Hシーンに関してはこんなものかなぁと。同居モノとしては少なくてやや寂しかったですが。


システム・操作性

カラフルアクアリウムで特徴的なのがエフェクトなどの画面効果でしたね。立ち絵の感情表現やOP画面の地味な演出なども小技が効いていて楽しめました。

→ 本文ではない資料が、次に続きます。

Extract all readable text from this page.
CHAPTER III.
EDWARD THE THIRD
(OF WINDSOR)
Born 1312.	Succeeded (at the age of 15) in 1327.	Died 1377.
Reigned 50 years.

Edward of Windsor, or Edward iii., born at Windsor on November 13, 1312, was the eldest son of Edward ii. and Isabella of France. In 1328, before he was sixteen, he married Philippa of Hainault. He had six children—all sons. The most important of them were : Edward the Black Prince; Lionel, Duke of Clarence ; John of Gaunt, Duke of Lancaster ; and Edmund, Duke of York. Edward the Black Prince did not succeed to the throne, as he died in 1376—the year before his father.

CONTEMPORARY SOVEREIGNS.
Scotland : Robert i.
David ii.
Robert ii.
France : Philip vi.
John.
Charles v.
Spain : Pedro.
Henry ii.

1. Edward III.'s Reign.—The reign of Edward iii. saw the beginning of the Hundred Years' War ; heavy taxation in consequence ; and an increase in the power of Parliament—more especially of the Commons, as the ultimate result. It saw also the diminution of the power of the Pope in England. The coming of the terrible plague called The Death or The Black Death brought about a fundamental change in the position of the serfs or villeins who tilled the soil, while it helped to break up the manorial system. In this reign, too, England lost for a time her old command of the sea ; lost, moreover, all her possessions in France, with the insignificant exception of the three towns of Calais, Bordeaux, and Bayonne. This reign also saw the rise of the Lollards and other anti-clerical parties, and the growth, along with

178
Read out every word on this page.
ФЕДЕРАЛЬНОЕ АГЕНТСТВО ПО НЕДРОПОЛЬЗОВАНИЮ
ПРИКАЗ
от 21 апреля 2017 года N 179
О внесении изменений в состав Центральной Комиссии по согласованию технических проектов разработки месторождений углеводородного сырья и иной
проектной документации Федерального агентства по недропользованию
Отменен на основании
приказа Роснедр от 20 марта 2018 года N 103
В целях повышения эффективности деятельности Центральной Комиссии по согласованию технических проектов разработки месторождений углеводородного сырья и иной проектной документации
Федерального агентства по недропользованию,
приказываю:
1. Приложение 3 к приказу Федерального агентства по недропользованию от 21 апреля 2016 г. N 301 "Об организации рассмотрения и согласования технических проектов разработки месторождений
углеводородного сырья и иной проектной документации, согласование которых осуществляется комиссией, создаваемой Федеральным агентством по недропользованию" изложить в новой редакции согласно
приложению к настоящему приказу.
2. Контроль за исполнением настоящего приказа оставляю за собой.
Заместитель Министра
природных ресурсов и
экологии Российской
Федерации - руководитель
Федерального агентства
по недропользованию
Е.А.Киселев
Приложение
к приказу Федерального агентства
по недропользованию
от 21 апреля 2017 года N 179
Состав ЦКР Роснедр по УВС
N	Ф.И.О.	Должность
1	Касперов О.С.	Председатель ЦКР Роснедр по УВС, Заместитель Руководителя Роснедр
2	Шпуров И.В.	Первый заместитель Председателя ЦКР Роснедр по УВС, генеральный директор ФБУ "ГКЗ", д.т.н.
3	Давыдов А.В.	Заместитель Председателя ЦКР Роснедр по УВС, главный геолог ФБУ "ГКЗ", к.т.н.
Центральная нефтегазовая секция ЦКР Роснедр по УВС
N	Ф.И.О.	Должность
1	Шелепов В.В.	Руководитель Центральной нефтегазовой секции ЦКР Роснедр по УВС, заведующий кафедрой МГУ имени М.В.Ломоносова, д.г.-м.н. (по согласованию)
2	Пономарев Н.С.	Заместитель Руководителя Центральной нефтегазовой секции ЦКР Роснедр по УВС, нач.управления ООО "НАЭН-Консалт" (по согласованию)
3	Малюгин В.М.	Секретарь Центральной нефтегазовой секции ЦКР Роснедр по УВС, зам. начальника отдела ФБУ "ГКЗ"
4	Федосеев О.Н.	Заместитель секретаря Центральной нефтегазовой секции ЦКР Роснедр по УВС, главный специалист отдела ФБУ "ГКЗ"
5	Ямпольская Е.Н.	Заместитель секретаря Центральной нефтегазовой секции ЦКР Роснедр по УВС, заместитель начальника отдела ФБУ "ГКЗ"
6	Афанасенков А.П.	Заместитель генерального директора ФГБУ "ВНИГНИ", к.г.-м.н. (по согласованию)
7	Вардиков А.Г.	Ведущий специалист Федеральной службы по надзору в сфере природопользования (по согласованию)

ただ、システム自体はあまり性能が宜しくなかったのは惜しかった。特にセーブ/ロードのかったるさは勘弁して欲しかったですね。


オススメ度

個人的にはもっとギャグで押し切っていれば良作認定できたのですが変にシリアスな展開に持って行ってしまったのが悔やまれる所。キャラの設定はかなり良く出来ているだけに後はストーリーさえ良ければというレベルですが。とにかく個別シナリオで随分と展開が変わってしまうので注意は必要なのと同居しているのに甘ったるい展開が少ないのも強くお勧めできない要因ですね。


My Favorite's

トーコ・フェラレーレ・タツミでしょう、やっぱりw

無口キャラでありながら腹黒くアリサすら恐れをなすキャラクターには笑わせてもらいました。シナリオにしても全キャラの中で最もバランスが取れていましたしね。それに怒っている時の「ぷくー」は大好きですし(何

次点で非攻略キャラですがマーベリック・ヒルドンもお気に入り。男勝りかと思えば意外と乙女チックで可愛かったなぁ・・・サービスシーンもあったしねw 彼女が登場してからが面白いだけにもっと活かしていればなぁと悔やまれます。